Daily Times Editorial 26 October 2020

Dealing with sugar cartels

 

Now that a Competition Commission of Pakistan (CCP) investigation has found that the Pakistan Sugar Mills Association (PSMA) has long been involved in cartelisaion, it remains to be seen how the government responds. Cracking down on corruption is, after all, clearly its favourite part of governance and runaway sugar price inflation has long been one of the things that has left it helpless. Everybody sees how the PM promises to sort the entire industry out very soon, yet he’s just been unable to do anything at all about it in more than two years. Now, since CCP has also identified how PSMA has been enabling its cartels to inflate prices and make heavy profits, action on the part of the state should be swift and decisive.
Yet PSMA has simply denied all the allegations. CCP’s just not up to conducting such extensive and sensitive investigations, it says, and it does seem that it really expects any action from the government. The biggest problem, for those who want an element of fair play within the industry, is that being sugar mill owners happens to be the favourite profession of many of the country’s biggest and most successful politicians. And spending their time in the halls of power forever seems to have given them a feeling of immunity of sorts, and with good reason since they have been able to shield themselves from the law with such ease for so long.
But the Imran Khan administration was supposed to be different. And the number-one reason for its rising disapproval among the people is its inability to control rising prices, especially in items of daily use just like sugar. Now that it has an actionable roadmap of sorts, at least it has been made aware of at least some of the problems caused by mill owners themselves, it is expected to acted quickly and decisively. It just doesn’t work with the people that every few days the head of state promises decisive action that would rationalise prices, everybody breathes a sigh of relief, and then nothing happens.

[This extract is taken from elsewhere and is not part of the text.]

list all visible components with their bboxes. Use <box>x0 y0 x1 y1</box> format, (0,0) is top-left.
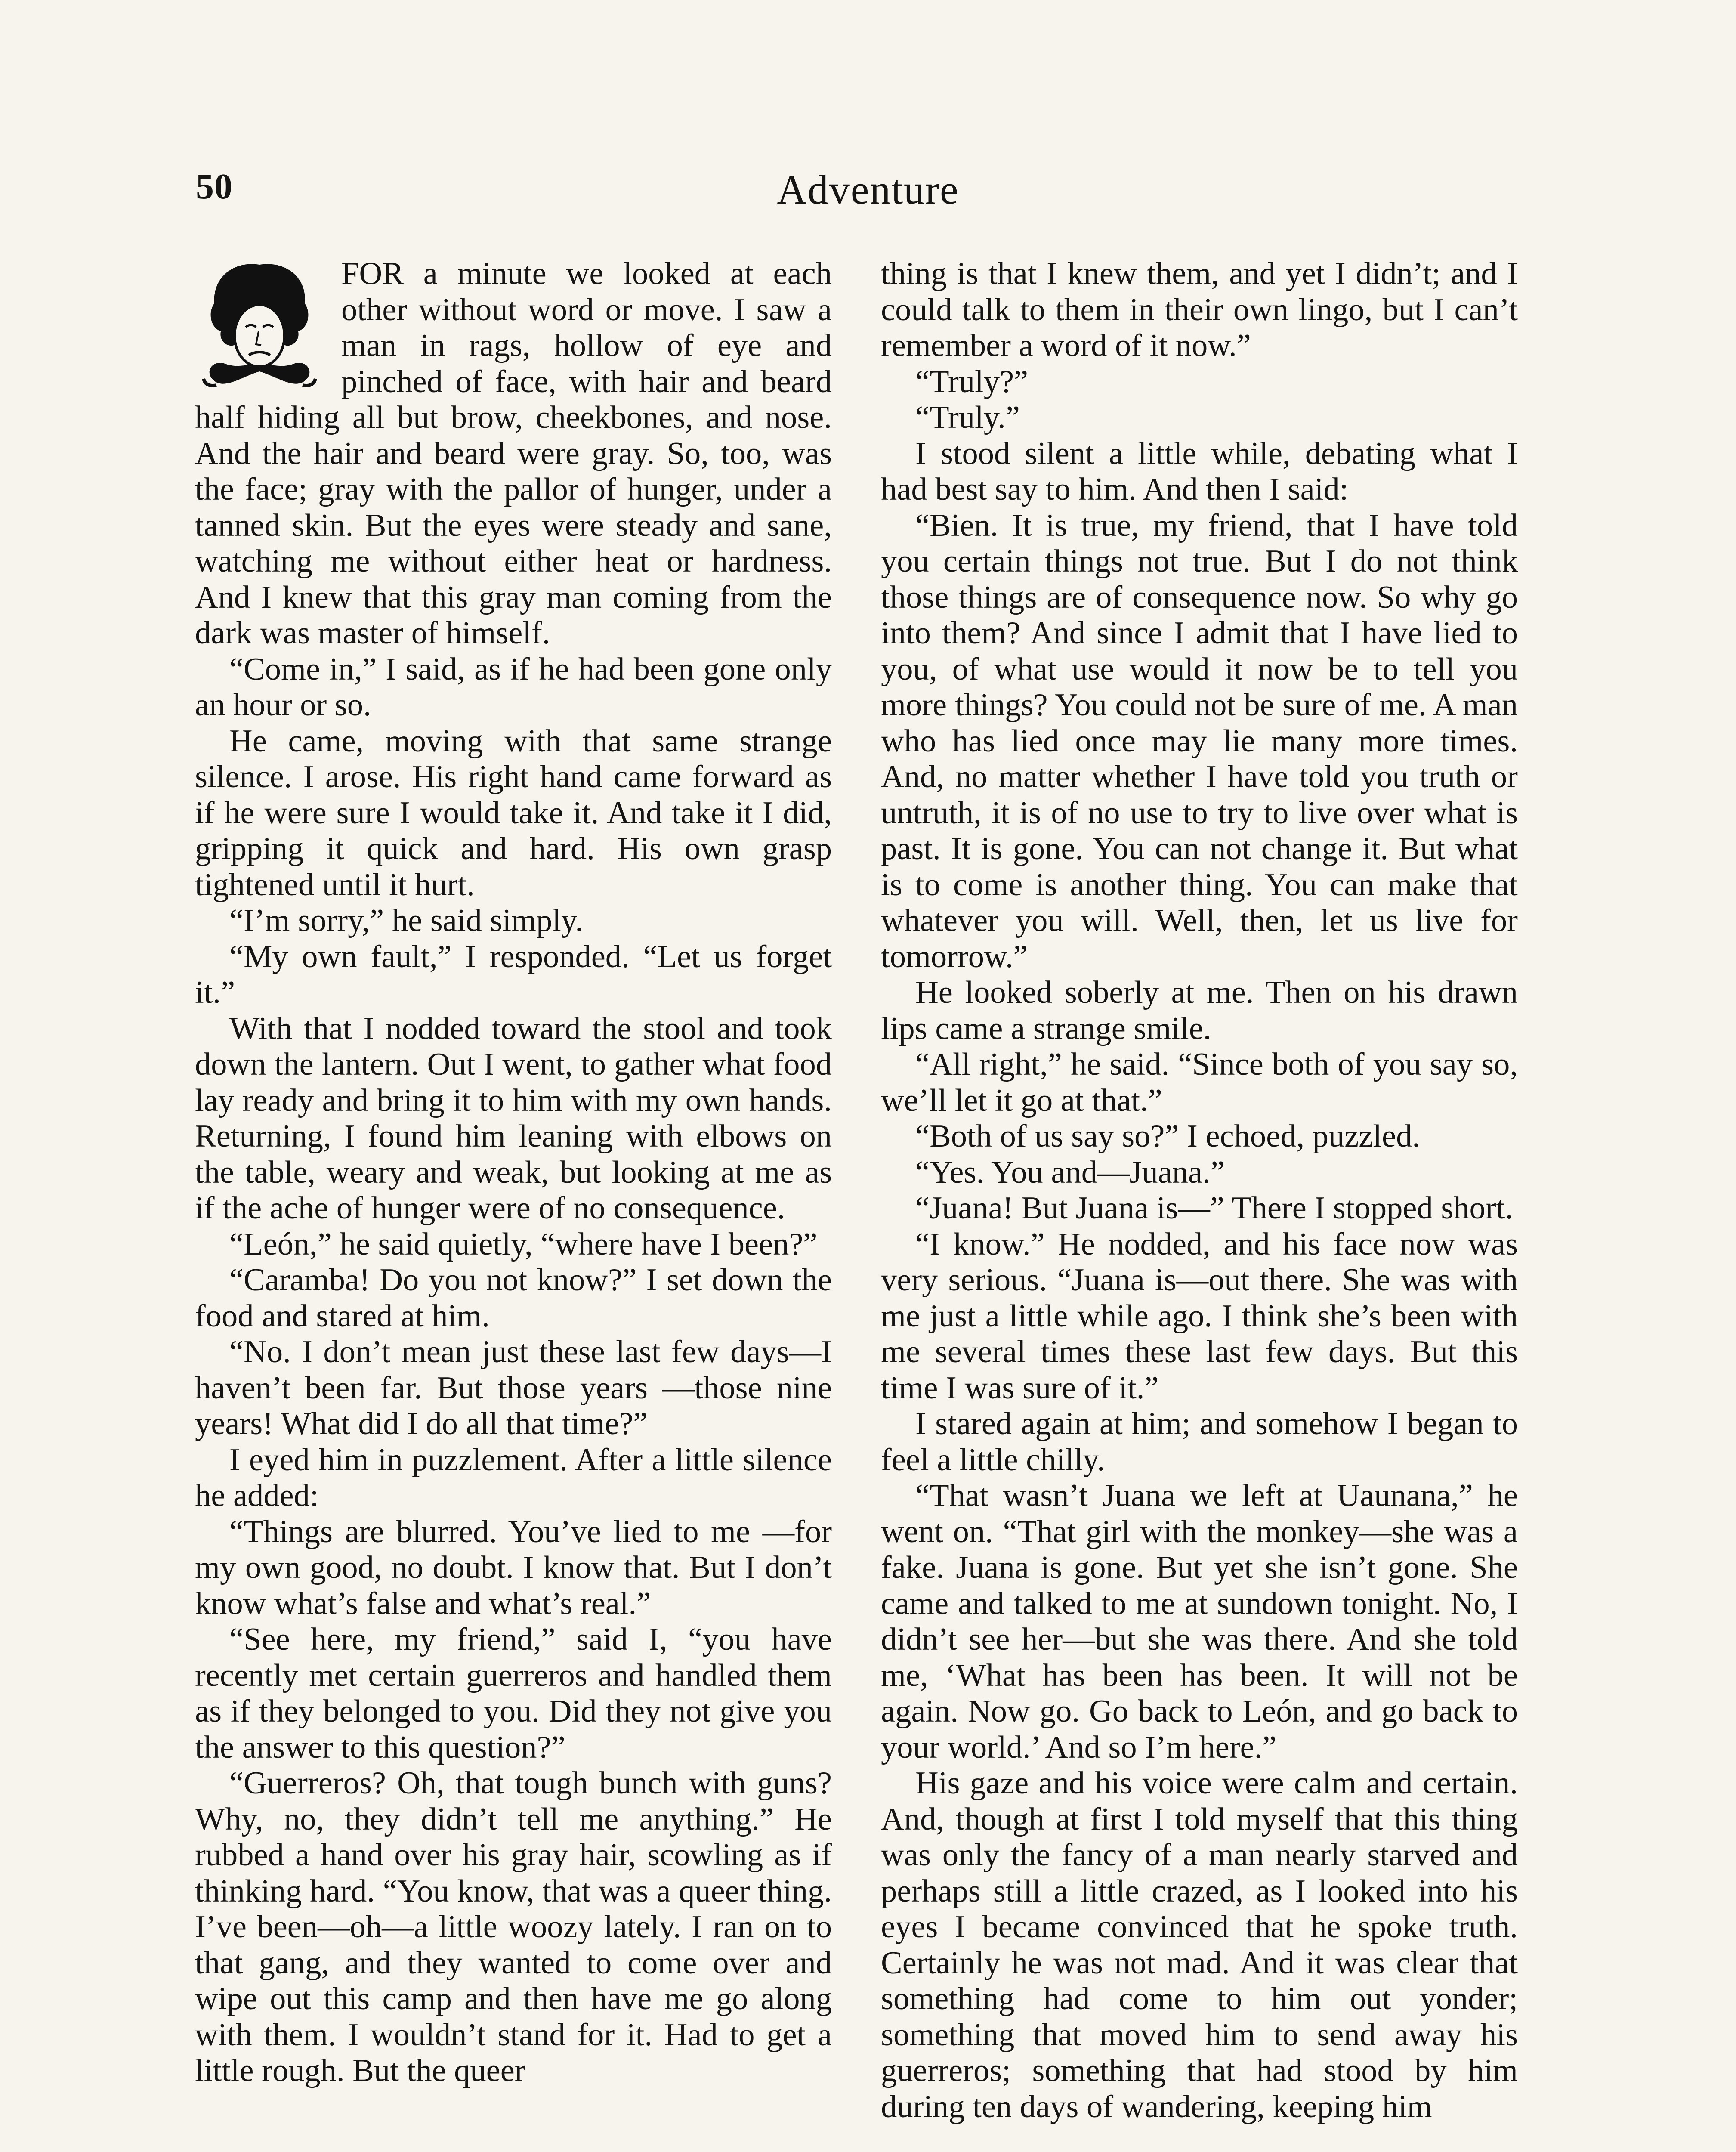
paragraph: “Things are blurred. You’ve lied to me —for my own good, no doubt. I know that. But I don’t know what’s false and what’s real.” <box>195 1514 832 1621</box>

This is especially of concern when it comes from a government that makes such a big deal about safeguarding the interests of the most vulnerable among us. CCP has laid the groundwork for putting at least some things right. The ball is now in the government’s court.

 

 

Spoilers active in Afghanistan

 

The world ought to quickly understand the wisdom of Pakistan’s approach towards the Afghan peace process. Frist, when everybody wanted to physically end the Taliban by bombing and capturing them, Pakistan was telling them to talk to the insurgents otherwise the war would never end. And it was only after almost two decades of all the lost men and money that they understood that Islamabad was right all along. Then, when they started talking and everything seemed fine, it was Pakistan once again that warned about ‘spoilers’ and how they could very quickly undo all that had been achieved so painstakingly.
And, quite on cue, the bad guys have gone active just as the chances of peace are growing. Pakistan has long warned about all the players in the script that can give sleepless nights to normal Afghans who want nothing more than peaceful, normal lives. Chief among all the suspects are Indian agents. The biggest loser of the peace process is no doubt New Delhi, especially since it had spent so much time and money to worm its way into Kabul’s confidence only to erect a base from which it could conveniently launch attacks into Pakistan. And now that that particular leverage is going, Delhi is panicking and trying to step up its offensive, so to speak.
The other spoilers are militias like IS (Islamic State) and other remnants of the one-time alliance headed by al Qaeda. You can count on desperate governments like India to keep them alive and take care of their needs so long as they are able to mount attacks and hurt the peace process. Let’s not forget that it was the Taliban, not the Afghan army or the Americans, that led the only successful campaign against IS in Afghanistan. That is but one of the reasons that ordinary Afghans have lent their support and sympathy to the Taliban since at least 2006, which was when they really turned the war around. And that, along with the success against the occupying forces, is what gave them the momentum to call the shots in this instructive war. Hopefully all parties concerned will realise that peace is in fact more important than a politically correct withdrawal, even if the latter wins them the election in Washington.